Sunday, August 14, 2005

All About You

So I'm at my local Best Buy, walking around perusing the CD titles, when what do I happen upon but an absolute bargain, a downright steal, Bon Jovi's Slippery When Wet for $6.99! Okay, sure I'm a loser who still enjoys random 80s hair bands. This true. But come on, it's a great album. Seriously. Hey, wait....where are you going?

Don't worry, I don't plan to wax poetic about every last track on the album. Just one. And one from another Bon Jovi album. And the big question is, has anyone in the history of music ever parlayed the overuse of rhyming the word "you" with itself like Jon Bon Jovi? I mean, obviously, we're not granting him genius lyrical status anyway considering such gems as "Our love is like a hunger, baby we'd die without it." But the man can work the shit out of y-o-u.

To wit, from Slippery When Wet's eighth track, "I'd Die For You":

I'd die for you
I'd cry for you
I'd do anything
I'd lie for you
You know it's true
Baby I'd die for you
I'd die for you
I'd cry for you
If it came right down to me and you
You know it's true, Baby I'd die for you


That's right, count 'em, EIGHT "you" sightings in that chorus. But Jon wasn't done. No, he didn't get all the "you"s out of his system on Slippery When Wet. So he and the boys came back with a vengence on their next album, New Jersey, and put out another you-filled winner in "I'll Be There For You." Here's the refrain:

I'll be there for you
These five words I swear to you
When you breathe I want to be the air for you
I'll be there for you
I'd live and I'd die for you
Steal the sun from the sky for you
Words can't say what a love can do
I'll be there for you

Once again, eight times JBJ manages to use "you" in a chorus. It makes me wonder, is this some mystical number for Bon Jovi? Can he do no more and no less of the same word in a chorus? Is this a fine-print stipulation from his deal with the devil? I must have answers. In the meantime, I'll settle for waving my lighter over my head while I listen to "Never Say Goodbye."

Monday, August 08, 2005

Paging Dr. Howser...

Well, since my rant on store greeters only prompted my former store-greeter friends here to defend themselves, let's talk about a group of people that everyone finds indefensible (even though, yes, I know it's their job): telemarketers.

Let's just say life has been grand ever since signing up for the Do Not Call list. Now only companies I "do business" with can call me (you know who you are, Bell South, and no I don't want to get long-distance service). But there is still the occasional random call from people (with charities, maybe?) who are allowed to ring me up.

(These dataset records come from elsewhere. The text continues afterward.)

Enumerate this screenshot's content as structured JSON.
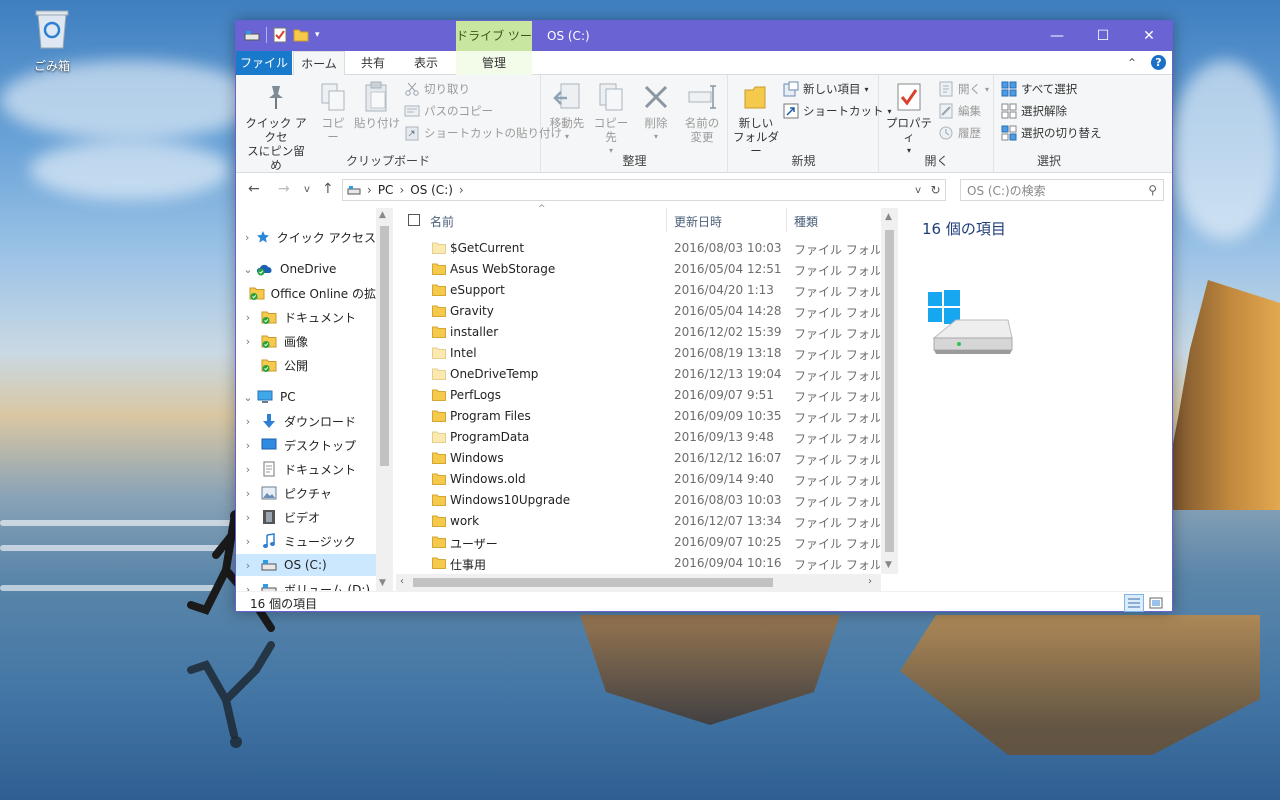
{
  "desktop": {
    "recycle_bin_label": "ごみ箱"
  },
  "window": {
    "title": "OS (C:)",
    "context_tab": "ドライブ ツール",
    "controls": {
      "minimize": "—",
      "maximize": "☐",
      "close": "✕"
    }
  },
  "tabs": {
    "file": "ファイル",
    "home": "ホーム",
    "share": "共有",
    "view": "表示",
    "manage": "管理",
    "collapse": "⌃",
    "help": "?"
  },
  "ribbon": {
    "clipboard": {
      "label": "クリップボード",
      "pin_line1": "クイック アクセ",
      "pin_line2": "スにピン留め",
      "copy": "コピー",
      "paste": "貼り付け",
      "cut": "切り取り",
      "copy_path": "パスのコピー",
      "paste_shortcut": "ショートカットの貼り付け"
    },
    "organize": {
      "label": "整理",
      "move_to": "移動先",
      "copy_to": "コピー先",
      "delete": "削除",
      "rename_line1": "名前の",
      "rename_line2": "変更"
    },
    "new": {
      "label": "新規",
      "new_folder_line1": "新しい",
      "new_folder_line2": "フォルダー",
      "new_item": "新しい項目",
      "shortcut": "ショートカット"
    },
    "open": {
      "label": "開く",
      "properties": "プロパティ",
      "open": "開く",
      "edit": "編集",
      "history": "履歴"
    },
    "select": {
      "label": "選択",
      "select_all": "すべて選択",
      "select_none": "選択解除",
      "invert": "選択の切り替え"
    }
  },
  "address": {
    "path": [
      "PC",
      "OS (C:)"
    ],
    "search_placeholder": "OS (C:)の検索"
  },
  "nav": {
    "items": [
      {
        "label": "クイック アクセス",
        "icon": "star-icon",
        "chev": ">",
        "indent": 0
      },
      {
        "label": "OneDrive",
        "icon": "onedrive-icon",
        "chev": "v",
        "indent": 0
      },
      {
        "label": "Office Online の拡",
        "icon": "synced-folder-icon",
        "chev": "",
        "indent": 1
      },
      {
        "label": "ドキュメント",
        "icon": "synced-folder-icon",
        "chev": ">",
        "indent": 1
      },
      {
        "label": "画像",
        "icon": "synced-folder-icon",
        "chev": ">",
        "indent": 1
      },
      {
        "label": "公開",
        "icon": "synced-folder-icon",
        "chev": "",
        "indent": 1
      },
      {
        "label": "PC",
        "icon": "pc-icon",
        "chev": "v",
        "indent": 0
      },
      {
        "label": "ダウンロード",
        "icon": "download-icon",
        "chev": ">",
        "indent": 1
      },
      {
        "label": "デスクトップ",
        "icon": "desktop-icon",
        "chev": ">",
        "indent": 1
      },
      {
        "label": "ドキュメント",
        "icon": "document-icon",
        "chev": ">",
        "indent": 1
      },
      {
        "label": "ピクチャ",
        "icon": "pictures-icon",
        "chev": ">",
        "indent": 1
      },
      {
        "label": "ビデオ",
        "icon": "video-icon",
        "chev": ">",
        "indent": 1
      },
      {
        "label": "ミュージック",
        "icon": "music-icon",
        "chev": ">",
        "indent": 1
      },
      {
        "label": "OS (C:)",
        "icon": "drive-icon",
        "chev": ">",
        "indent": 1,
        "selected": true
      },
      {
        "label": "ボリューム (D:)",
        "icon": "drive-icon",
        "chev": ">",
        "indent": 1
      }
    ]
  },
  "columns": {
    "name": "名前",
    "modified": "更新日時",
    "type": "種類"
  },
  "files": [
    {
      "name": "$GetCurrent",
      "date": "2016/08/03 10:03",
      "type": "ファイル フォルダー",
      "pale": true
    },
    {
      "name": "Asus WebStorage",
      "date": "2016/05/04 12:51",
      "type": "ファイル フォルダー",
      "pale": false
    },
    {
      "name": "eSupport",
      "date": "2016/04/20 1:13",
      "type": "ファイル フォルダー",
      "pale": false
    },
    {
      "name": "Gravity",
      "date": "2016/05/04 14:28",
      "type": "ファイル フォルダー",
      "pale": false
    },
    {
      "name": "installer",
      "date": "2016/12/02 15:39",
      "type": "ファイル フォルダー",
      "pale": false
    },
    {
      "name": "Intel",
      "date": "2016/08/19 13:18",
      "type": "ファイル フォルダー",
      "pale": true
    },
    {
      "name": "OneDriveTemp",
      "date": "2016/12/13 19:04",
      "type": "ファイル フォルダー",
      "pale": true
    },
    {
      "name": "PerfLogs",
      "date": "2016/09/07 9:51",
      "type": "ファイル フォルダー",
      "pale": false
    },
    {
      "name": "Program Files",
      "date": "2016/09/09 10:35",
      "type": "ファイル フォルダー",
      "pale": false
    },
    {
      "name": "ProgramData",
      "date": "2016/09/13 9:48",
      "type": "ファイル フォルダー",
      "pale": true
    },
    {
      "name": "Windows",
      "date": "2016/12/12 16:07",
      "type": "ファイル フォルダー",
      "pale": false
    },
    {
      "name": "Windows.old",
      "date": "2016/09/14 9:40",
      "type": "ファイル フォルダー",
      "pale": false
    },
    {
      "name": "Windows10Upgrade",
      "date": "2016/08/03 10:03",
      "type": "ファイル フォルダー",
      "pale": false
    },
    {
      "name": "work",
      "date": "2016/12/07 13:34",
      "type": "ファイル フォルダー",
      "pale": false
    },
    {
      "name": "ユーザー",
      "date": "2016/09/07 10:25",
      "type": "ファイル フォルダー",
      "pale": false
    },
    {
      "name": "仕事用",
      "date": "2016/09/04 10:16",
      "type": "ファイル フォルダー",
      "pale": false
    }
  ],
  "details": {
    "count": "16 個の項目"
  },
  "status": {
    "count": "16 個の項目"
  },
  "colors": {
    "titlebar": "#6a63d4",
    "file_tab": "#1979ca",
    "context_tab": "#c9e6a0",
    "selection": "#cce8ff",
    "folder": "#f5c94c"
  }
}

I got a bizarre one today, and it went a little something like this:

Telemarketer: Hi! Is the lady of the house available?
Me: There is no lady of the house. At least not that I know of.
Telemarketer: Then can I speak to the man of the house.
Me (feeling vaguely powerful and manly): You've got him.
Telemarketer: Are you under 16 years old?
Me (feeling slightly less powerful and manly): Uh, no.
Telemarketer: Oh, well. Thanks for your time.

Whose house did they think they were calling, Doogie Howser? Why would I be the man of the house and be under 16? Briefly, I worried my house was sinking and perhaps the call was to alert the women and children first to get the hell out. After a brief check of the window to confirm my porch's waterlessness, and then a quick self-reminder that I live in a second-floor townhouse, not an ocean liner, I decided I was safe.

On a total side note, it cracks me up that the guy who played Vinnie Delpino went on to play one of Tony's random helper guys in The Sopranos. Every time he was over at the house picking up Tony, I kept sitting there with my fingers crossed, hoping he might just blurt out "Hey Doog!" for no reason at all.

Alas, it was not meant to be. Although, now that I'm writing about it here, I feel vaguely Doogie-esque like when he wrote in his little computer journal at the end of each episode. Except that the only valuable lesson I've learned from all of this is never, ever mention or even think about that show unless you want to have it's cutesy little theme music stuck in your head all day.